A new analysis from the Solar Energy Industries Association (SEIA) warns that gutting these tax credits could cause an immediate drop in solar and storage investments across the U.S.

By 2030, as much as $220 billion in investment could be lost. This doesn’t just impact solar panel installers, but also manufacturers, electricians, engineers, and logistics providers who all contribute to this growing clean energy economy.

And as Republicans in the Senate thrash out the details, the policy uncertainty is already having repercussions. More than $9 billion in investments have already been canceled or stalled in 2025, according to E2. Republican districts have been hit the hardest.

In South Carolina, we’ve already seen what federal clean energy incentives can do.

Since the passage of the 2022 Inflation Reduction Act, our state has secured more than $15 billion in clean energy investment — second only to North Carolina. Projects from companies like Scout Motors and Redwood Materials are bringing thousands of new jobs to the Palmetto State.

Unfortunately, many of the same South Carolina lawmakers whose districts are benefiting from this boom have succumbed to partisan pressure to phase out the very credits spurring the investment. That includes the 25D credit, along with key incentives for solar leases and solar manufacturing.

This isn’t just bad politics — it’s an economic misfire.

Removing the 25D credit means fewer homeowners can afford solar, fewer installers stay in business, and fewer South Carolinians get hired. It also makes our grid more vulnerable and our energy prices more volatile.

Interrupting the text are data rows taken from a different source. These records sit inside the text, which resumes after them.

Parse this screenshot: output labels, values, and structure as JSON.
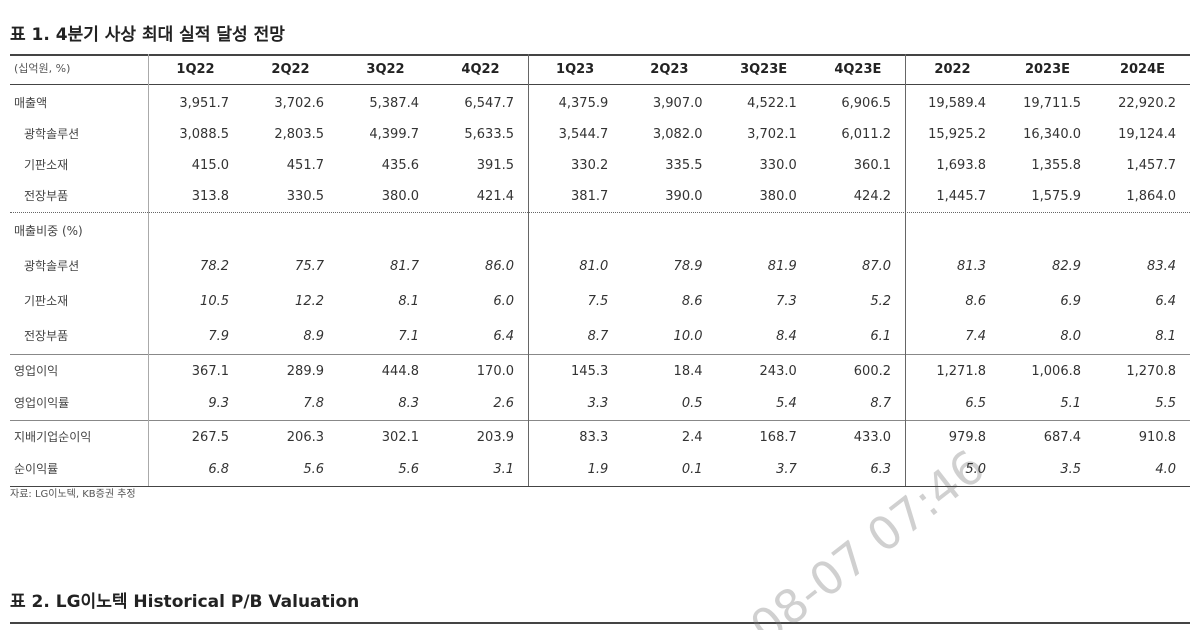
{
  "table1": {
    "title": "표 1. 4분기 사상 최대 실적 달성 전망",
    "header": [
      "(십억원, %)",
      "1Q22",
      "2Q22",
      "3Q22",
      "4Q22",
      "1Q23",
      "2Q23",
      "3Q23E",
      "4Q23E",
      "2022",
      "2023E",
      "2024E"
    ],
    "sections": [
      {
        "rows": [
          {
            "label": "매출액",
            "values": [
              "3,951.7",
              "3,702.6",
              "5,387.4",
              "6,547.7",
              "4,375.9",
              "3,907.0",
              "4,522.1",
              "6,906.5",
              "19,589.4",
              "19,711.5",
              "22,920.2"
            ]
          },
          {
            "label": "광학솔루션",
            "indent": true,
            "values": [
              "3,088.5",
              "2,803.5",
              "4,399.7",
              "5,633.5",
              "3,544.7",
              "3,082.0",
              "3,702.1",
              "6,011.2",
              "15,925.2",
              "16,340.0",
              "19,124.4"
            ]
          },
          {
            "label": "기판소재",
            "indent": true,
            "values": [
              "415.0",
              "451.7",
              "435.6",
              "391.5",
              "330.2",
              "335.5",
              "330.0",
              "360.1",
              "1,693.8",
              "1,355.8",
              "1,457.7"
            ]
          },
          {
            "label": "전장부품",
            "indent": true,
            "values": [
              "313.8",
              "330.5",
              "380.0",
              "421.4",
              "381.7",
              "390.0",
              "380.0",
              "424.2",
              "1,445.7",
              "1,575.9",
              "1,864.0"
            ]
          }
        ]
      },
      {
        "rows": [
          {
            "label": "매출비중 (%)",
            "values": []
          },
          {
            "label": "광학솔루션",
            "indent": true,
            "italic": true,
            "values": [
              "78.2",
              "75.7",
              "81.7",
              "86.0",
              "81.0",
              "78.9",
              "81.9",
              "87.0",
              "81.3",
              "82.9",
              "83.4"
            ]
          },
          {
            "label": "기판소재",
            "indent": true,
            "italic": true,
            "values": [
              "10.5",
              "12.2",
              "8.1",
              "6.0",
              "7.5",
              "8.6",
              "7.3",
              "5.2",
              "8.6",
              "6.9",
              "6.4"
            ]
          },
          {
            "label": "전장부품",
            "indent": true,
            "italic": true,
            "values": [
              "7.9",
              "8.9",
              "7.1",
              "6.4",
              "8.7",
              "10.0",
              "8.4",
              "6.1",
              "7.4",
              "8.0",
              "8.1"
            ]
          }
        ]
      },
      {
        "rows": [
          {
            "label": "영업이익",
            "values": [
              "367.1",
              "289.9",
              "444.8",
              "170.0",
              "145.3",
              "18.4",
              "243.0",
              "600.2",
              "1,271.8",
              "1,006.8",
              "1,270.8"
            ]
          },
          {
            "label": "영업이익률",
            "italic": true,
            "values": [
              "9.3",
              "7.8",
              "8.3",
              "2.6",
              "3.3",
              "0.5",
              "5.4",
              "8.7",
              "6.5",
              "5.1",
              "5.5"
            ]
          }
        ]
      },
      {
        "rows": [
          {
            "label": "지배기업순이익",
            "values": [
              "267.5",
              "206.3",
              "302.1",
              "203.9",
              "83.3",
              "2.4",
              "168.7",
              "433.0",
              "979.8",
              "687.4",
              "910.8"
            ]
          },
          {
            "label": "순이익률",
            "italic": true,
            "values": [
              "6.8",
              "5.6",
              "5.6",
              "3.1",
              "1.9",
              "0.1",
              "3.7",
              "6.3",
              "5.0",
              "3.5",
              "4.0"
            ]
          }
        ]
      }
    ],
    "source": "자료: LG이노텍, KB증권 추정"
  },
  "watermark": "08-07 07:46",
  "table2": {
    "title": "표 2. LG이노텍 Historical P/B Valuation"
  }
}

Meanwhile, state-level actions like the so-called South Carolina Energy Security Act, which was signed into law in May, are poised to make things worse by allowing utilities to raise rates annually.

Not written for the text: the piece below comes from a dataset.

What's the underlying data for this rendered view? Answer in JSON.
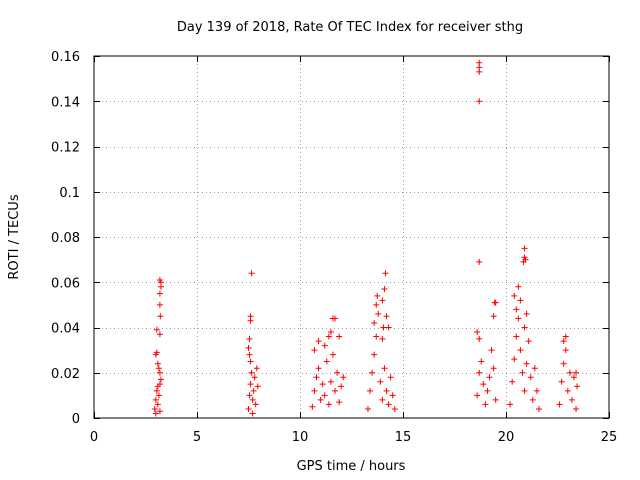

Repealing existing federal clean energy tax credits and funding programs would increase average annual household energy costs in South Carolina (including electricity and fuel expenses) by nearly $50 per year in 2030 and nearly $270 per year in 2035 (Energy Innovation Policy & Technology).

The good news? The bill is not yet signed, sealed or delivered to the Oval Office.

Preserving the 25D credit and other clean energy incentives could add $32 billion to South Carolina’s economy over the next decade and support nearly 220,000 full-time jobs, according to a study commissioned by American Clean Power.

This isn’t a red state or blue state issue — it’s a common sense economic one.

Clean energy tax credits are delivering real results in South Carolina.

Undoing them now would undercut years of progress, threaten jobs, and raise costs for families and businesses.

Sens. Lindsey Graham and Tim Scott and their colleagues in the House have long championed South Carolina’s economic growth.

They can now help protect one of the state’s fastest-growing industries, rooftop solar, and the jobs of hardworking South Carolinians who are building our clean energy future — one rooftop at a time.

Aaron Davis is the CEO and founder of Firefly Solar, a leading solar energy company based in Piedmont, S.C. With a background in solar sales that began in California, Davis established Firefly Solar in 2016 to deliver high-quality, customer-focused solar solutions across the Southeast. Under his leadership, the company has expanded its services throughout South Carolina, North Carolina, Georgia, and Virginia.

Richard Lovegreen of Columbia is a seasoned solar industry specialist and the manager of Greentech Renewables, where he has dedicated the past 20 years to advancing energy solutions. A graduate of N..C. State University, Richard has become a respected leader in the Southeast’s renewable energy landscape. He currently serves as chair of the S.C. Solar Council, championing an all-hands-on-deck approach to the clean energy transition, with a strong focus on the power and potential of solar.